Sickeningly Sweet Terms of Endearment
Ah, I can’t do these ones and I cringe when I hear them. Those made up, cutesy sweet pet names some couples make up for each other. I’m sorry if that’s you and I offend you, but “Fluffy Bunnykins” or “Poochie Face” is not something Hubby or I will ever call each other and if you and your partner use them, I think you should keep them for use at home!
And while we’re on couple names that should only be used at home, those names that refer to body parts, sexual prowess or even sexual preferences – please! With Terms of Endearment like that, we all know far more than we need or want to about your relationship methinks.
Is ‘Dear’ Patronising?
It seems so to me and if ANYONE calls me “Dear or “Dearie”, I just bristle. Say it whilst patting me on the arm or shoulder and you’ll be lucky to get your hand back. For some reason, this term strikes me as one used on someone who’s just not quite all there. You know what I mean?
American Dudes and British Mates
My friends and siblings are either “Dude”, “Mate” or “Man” regardless of sex and depending on the situation or mood. And I’m interested to note my influences here. “Dude”, to me, is an American word and one I suspect I’ve picked up from watching movies. “Mate” is very British so no surprises there. And “Man”, although used elsewhere, is very common here in South Africa. Who knew I was such a sponge!

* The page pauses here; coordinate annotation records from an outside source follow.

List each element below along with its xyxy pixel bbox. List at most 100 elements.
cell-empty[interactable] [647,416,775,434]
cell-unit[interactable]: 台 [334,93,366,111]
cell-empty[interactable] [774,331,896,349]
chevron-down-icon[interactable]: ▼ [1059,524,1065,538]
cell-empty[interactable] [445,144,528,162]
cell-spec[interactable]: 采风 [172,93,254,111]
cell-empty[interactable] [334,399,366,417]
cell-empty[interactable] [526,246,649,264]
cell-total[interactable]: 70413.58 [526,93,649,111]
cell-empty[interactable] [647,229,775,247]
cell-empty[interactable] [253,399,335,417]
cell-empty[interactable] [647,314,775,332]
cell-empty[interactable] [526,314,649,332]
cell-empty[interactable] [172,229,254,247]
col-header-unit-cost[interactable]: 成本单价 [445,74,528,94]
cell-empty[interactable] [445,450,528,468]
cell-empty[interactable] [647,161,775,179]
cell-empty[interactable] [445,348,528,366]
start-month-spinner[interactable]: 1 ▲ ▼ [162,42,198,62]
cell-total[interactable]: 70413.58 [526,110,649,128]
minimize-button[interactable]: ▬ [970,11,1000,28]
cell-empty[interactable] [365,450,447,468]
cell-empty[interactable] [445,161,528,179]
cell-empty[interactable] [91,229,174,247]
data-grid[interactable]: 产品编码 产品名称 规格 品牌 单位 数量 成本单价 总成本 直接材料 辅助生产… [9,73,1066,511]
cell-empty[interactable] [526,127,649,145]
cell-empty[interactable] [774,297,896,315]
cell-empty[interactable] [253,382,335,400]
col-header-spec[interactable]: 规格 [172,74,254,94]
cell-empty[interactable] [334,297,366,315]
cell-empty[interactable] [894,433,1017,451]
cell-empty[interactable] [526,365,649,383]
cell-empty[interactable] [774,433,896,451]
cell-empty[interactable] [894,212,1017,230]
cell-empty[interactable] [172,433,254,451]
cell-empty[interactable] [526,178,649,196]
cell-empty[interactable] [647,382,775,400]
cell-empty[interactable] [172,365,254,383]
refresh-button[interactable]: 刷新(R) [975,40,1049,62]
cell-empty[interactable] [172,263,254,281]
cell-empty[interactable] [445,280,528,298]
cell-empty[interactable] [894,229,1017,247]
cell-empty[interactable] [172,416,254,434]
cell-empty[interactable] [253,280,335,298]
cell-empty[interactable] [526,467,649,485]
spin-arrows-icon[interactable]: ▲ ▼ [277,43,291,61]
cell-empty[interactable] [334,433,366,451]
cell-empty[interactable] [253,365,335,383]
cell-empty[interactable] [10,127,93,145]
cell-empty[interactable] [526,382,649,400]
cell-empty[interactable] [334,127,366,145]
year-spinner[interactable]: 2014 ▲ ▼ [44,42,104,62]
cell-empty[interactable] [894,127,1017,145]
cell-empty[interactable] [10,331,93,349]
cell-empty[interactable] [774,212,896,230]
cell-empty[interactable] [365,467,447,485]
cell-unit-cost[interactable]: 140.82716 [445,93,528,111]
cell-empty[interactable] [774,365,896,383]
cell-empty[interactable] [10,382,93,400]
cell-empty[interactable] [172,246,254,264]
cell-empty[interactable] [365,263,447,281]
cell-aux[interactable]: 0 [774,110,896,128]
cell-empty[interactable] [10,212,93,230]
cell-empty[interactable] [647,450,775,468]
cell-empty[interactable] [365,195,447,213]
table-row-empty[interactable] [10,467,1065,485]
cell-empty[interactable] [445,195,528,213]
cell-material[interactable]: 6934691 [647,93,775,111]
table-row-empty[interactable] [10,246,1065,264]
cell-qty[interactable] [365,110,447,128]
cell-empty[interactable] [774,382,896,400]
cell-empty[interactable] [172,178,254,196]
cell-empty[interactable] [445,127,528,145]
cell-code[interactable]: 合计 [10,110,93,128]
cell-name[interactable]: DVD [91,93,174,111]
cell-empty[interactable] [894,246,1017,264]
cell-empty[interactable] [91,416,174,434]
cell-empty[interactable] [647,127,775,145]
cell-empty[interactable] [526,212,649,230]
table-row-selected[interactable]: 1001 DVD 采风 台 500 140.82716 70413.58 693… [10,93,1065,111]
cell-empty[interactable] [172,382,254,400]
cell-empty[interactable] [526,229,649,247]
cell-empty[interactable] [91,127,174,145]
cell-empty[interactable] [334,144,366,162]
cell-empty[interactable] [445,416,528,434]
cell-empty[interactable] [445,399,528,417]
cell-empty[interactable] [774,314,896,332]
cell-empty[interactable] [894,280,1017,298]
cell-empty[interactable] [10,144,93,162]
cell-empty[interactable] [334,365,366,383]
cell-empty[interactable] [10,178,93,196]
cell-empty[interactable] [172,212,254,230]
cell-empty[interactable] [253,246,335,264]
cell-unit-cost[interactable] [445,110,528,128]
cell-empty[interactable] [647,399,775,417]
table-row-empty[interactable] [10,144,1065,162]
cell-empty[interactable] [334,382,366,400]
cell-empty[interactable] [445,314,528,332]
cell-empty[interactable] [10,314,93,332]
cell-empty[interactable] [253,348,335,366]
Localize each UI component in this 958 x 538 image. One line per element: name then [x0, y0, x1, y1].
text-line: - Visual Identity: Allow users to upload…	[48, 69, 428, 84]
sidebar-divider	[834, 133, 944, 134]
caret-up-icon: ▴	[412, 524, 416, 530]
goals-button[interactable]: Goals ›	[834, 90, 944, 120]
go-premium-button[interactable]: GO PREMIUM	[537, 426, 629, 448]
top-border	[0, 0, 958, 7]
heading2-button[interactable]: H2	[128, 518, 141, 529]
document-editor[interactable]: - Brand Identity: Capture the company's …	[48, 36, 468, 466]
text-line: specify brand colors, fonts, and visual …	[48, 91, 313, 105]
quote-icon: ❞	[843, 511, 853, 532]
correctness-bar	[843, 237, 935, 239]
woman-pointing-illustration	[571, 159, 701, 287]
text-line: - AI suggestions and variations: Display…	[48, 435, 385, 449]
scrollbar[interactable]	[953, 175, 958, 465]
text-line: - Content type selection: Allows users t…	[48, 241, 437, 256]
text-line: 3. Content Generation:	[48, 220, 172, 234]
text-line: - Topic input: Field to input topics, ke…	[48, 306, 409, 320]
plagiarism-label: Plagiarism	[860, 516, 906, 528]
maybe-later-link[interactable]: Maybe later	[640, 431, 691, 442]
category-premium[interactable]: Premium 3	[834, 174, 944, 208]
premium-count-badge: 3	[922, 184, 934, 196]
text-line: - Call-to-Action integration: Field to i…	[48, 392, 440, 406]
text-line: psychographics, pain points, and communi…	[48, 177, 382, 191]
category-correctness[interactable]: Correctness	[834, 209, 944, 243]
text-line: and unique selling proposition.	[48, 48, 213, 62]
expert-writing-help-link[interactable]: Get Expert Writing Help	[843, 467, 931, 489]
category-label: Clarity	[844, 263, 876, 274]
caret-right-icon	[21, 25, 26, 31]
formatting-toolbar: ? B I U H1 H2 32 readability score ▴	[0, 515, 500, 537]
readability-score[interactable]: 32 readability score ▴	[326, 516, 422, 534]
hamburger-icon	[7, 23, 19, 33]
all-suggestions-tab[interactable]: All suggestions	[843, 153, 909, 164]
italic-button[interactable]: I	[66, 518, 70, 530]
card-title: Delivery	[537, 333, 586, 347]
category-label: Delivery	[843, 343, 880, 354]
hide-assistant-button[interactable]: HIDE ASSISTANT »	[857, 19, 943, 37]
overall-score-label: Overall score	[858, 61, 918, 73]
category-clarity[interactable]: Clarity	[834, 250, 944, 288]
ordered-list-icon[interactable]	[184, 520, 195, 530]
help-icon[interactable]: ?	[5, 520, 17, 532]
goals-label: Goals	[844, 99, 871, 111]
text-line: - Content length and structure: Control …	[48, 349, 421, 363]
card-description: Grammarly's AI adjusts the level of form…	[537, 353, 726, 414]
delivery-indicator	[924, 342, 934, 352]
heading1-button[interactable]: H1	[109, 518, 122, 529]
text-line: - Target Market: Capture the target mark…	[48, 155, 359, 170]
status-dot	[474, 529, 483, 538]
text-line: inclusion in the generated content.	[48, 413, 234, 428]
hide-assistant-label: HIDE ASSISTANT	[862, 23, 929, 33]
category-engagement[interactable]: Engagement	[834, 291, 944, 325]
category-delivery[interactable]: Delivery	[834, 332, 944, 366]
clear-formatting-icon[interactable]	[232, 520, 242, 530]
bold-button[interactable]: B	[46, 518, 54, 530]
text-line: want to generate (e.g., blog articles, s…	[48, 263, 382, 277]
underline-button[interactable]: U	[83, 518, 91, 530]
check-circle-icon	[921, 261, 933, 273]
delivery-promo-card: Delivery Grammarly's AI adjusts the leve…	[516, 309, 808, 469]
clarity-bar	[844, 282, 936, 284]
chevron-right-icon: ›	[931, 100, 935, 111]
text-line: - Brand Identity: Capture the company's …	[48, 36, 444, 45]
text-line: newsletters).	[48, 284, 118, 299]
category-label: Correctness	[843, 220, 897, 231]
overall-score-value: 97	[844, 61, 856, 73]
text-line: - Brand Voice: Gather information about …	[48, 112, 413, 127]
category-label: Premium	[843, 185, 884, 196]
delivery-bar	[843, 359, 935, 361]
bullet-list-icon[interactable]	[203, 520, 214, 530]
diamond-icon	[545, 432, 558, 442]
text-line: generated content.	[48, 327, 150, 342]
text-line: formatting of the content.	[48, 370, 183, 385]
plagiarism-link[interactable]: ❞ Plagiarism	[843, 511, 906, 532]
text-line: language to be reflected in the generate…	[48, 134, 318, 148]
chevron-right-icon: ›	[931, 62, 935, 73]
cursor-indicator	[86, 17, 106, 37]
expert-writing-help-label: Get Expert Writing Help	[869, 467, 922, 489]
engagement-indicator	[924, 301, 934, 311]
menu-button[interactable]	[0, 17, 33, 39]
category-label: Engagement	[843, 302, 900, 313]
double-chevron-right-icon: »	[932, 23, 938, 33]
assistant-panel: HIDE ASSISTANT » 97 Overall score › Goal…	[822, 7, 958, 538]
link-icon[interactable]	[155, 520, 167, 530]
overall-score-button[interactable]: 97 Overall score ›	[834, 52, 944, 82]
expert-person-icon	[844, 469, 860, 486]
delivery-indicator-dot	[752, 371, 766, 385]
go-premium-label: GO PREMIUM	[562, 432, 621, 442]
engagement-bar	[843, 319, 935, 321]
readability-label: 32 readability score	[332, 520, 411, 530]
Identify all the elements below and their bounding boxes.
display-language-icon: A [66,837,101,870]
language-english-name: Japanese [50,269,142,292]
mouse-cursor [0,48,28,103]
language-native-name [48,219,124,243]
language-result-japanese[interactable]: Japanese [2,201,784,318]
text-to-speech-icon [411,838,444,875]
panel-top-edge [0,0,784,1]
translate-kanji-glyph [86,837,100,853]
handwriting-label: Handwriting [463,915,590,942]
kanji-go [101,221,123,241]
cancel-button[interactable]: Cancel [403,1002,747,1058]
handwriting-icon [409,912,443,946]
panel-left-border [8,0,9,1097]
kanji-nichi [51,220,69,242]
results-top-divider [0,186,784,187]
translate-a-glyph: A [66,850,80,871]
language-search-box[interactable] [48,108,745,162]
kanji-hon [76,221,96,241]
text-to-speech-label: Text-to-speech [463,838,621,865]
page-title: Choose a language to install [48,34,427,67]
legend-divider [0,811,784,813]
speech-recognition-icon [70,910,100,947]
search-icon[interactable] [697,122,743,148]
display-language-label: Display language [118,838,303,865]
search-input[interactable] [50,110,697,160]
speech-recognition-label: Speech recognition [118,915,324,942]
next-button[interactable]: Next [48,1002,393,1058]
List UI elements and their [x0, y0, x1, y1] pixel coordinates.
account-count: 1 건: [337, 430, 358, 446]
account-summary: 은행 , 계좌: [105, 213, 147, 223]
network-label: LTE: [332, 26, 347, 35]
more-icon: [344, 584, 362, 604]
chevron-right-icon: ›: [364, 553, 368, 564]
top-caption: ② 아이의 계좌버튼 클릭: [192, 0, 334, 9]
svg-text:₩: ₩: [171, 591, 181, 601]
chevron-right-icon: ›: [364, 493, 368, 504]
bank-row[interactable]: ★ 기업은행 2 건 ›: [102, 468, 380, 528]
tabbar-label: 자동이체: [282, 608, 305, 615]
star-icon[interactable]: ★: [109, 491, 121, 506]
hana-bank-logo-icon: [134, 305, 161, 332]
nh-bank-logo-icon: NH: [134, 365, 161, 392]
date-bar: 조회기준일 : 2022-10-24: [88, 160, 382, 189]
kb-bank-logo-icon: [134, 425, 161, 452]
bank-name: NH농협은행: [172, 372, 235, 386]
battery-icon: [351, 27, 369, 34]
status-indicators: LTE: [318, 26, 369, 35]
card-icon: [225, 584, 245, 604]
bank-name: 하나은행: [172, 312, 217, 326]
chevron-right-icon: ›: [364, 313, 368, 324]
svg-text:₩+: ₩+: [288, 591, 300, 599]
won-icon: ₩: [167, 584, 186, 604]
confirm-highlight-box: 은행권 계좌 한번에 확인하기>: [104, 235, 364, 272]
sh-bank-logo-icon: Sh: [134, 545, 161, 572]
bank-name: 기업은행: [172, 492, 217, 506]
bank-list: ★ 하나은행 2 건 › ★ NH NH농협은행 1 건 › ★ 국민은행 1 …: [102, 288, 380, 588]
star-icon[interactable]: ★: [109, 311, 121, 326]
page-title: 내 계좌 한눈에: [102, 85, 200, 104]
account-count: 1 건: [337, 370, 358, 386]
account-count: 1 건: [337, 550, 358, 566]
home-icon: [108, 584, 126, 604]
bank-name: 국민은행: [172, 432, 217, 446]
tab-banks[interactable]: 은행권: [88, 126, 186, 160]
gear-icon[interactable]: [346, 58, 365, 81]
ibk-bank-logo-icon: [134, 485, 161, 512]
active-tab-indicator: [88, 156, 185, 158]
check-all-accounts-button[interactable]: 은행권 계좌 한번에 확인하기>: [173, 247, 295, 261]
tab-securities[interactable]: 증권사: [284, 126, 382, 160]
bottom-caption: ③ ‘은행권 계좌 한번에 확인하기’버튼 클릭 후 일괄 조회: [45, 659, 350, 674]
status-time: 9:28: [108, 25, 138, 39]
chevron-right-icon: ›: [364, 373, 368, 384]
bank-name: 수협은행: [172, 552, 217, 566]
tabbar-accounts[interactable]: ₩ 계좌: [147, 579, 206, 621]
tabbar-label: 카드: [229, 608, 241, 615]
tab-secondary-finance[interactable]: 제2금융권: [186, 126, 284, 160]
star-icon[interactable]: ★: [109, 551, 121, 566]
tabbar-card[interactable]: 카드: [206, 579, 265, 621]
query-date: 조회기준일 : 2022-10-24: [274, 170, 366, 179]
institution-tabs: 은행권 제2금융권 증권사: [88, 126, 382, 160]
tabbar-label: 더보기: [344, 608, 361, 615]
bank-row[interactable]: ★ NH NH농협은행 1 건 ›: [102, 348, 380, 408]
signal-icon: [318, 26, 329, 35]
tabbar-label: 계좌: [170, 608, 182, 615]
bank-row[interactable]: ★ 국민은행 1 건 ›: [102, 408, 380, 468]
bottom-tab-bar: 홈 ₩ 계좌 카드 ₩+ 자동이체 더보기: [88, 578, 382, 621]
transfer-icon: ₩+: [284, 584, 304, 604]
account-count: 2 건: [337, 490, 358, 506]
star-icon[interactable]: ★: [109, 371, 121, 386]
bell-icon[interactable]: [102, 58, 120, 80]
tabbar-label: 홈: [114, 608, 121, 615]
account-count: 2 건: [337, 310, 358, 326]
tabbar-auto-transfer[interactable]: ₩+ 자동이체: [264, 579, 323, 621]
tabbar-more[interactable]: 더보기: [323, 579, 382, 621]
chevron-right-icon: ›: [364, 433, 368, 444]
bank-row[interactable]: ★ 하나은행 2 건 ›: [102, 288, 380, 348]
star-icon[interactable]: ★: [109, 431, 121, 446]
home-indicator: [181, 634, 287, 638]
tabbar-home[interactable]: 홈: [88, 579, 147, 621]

Also common here in South Africa is “Bru”or “Boet” between male friends or siblings meaning Brother, or “Boetie” (between siblings) meaning little brother. An adult will often be heard referring to their child as “My Angel” or “My Boy” depending, of course, on the sex. Some Common African Terms are “Chommie” or “Chana” meaning my mate and from the Zulu word umshana, meaning nephew.
Alright My Loverrrrr?
Local Terms of Endearment crop up everywhere, I’m sure you know one or two that are particular to your country or even area. My Father’s from the South West of England, Devon to be precise and he has regional accent that includes specific, Devonian Terms of Endearment. To my Dad, every female or child in his life is lovingly referred to as “My Love” or “Darling” and he’d never think to use another term.
I’m interested to know, which loving words, phrases and Terms of Endearment to you recognise in your life as being pariticular to your country, region or to a person?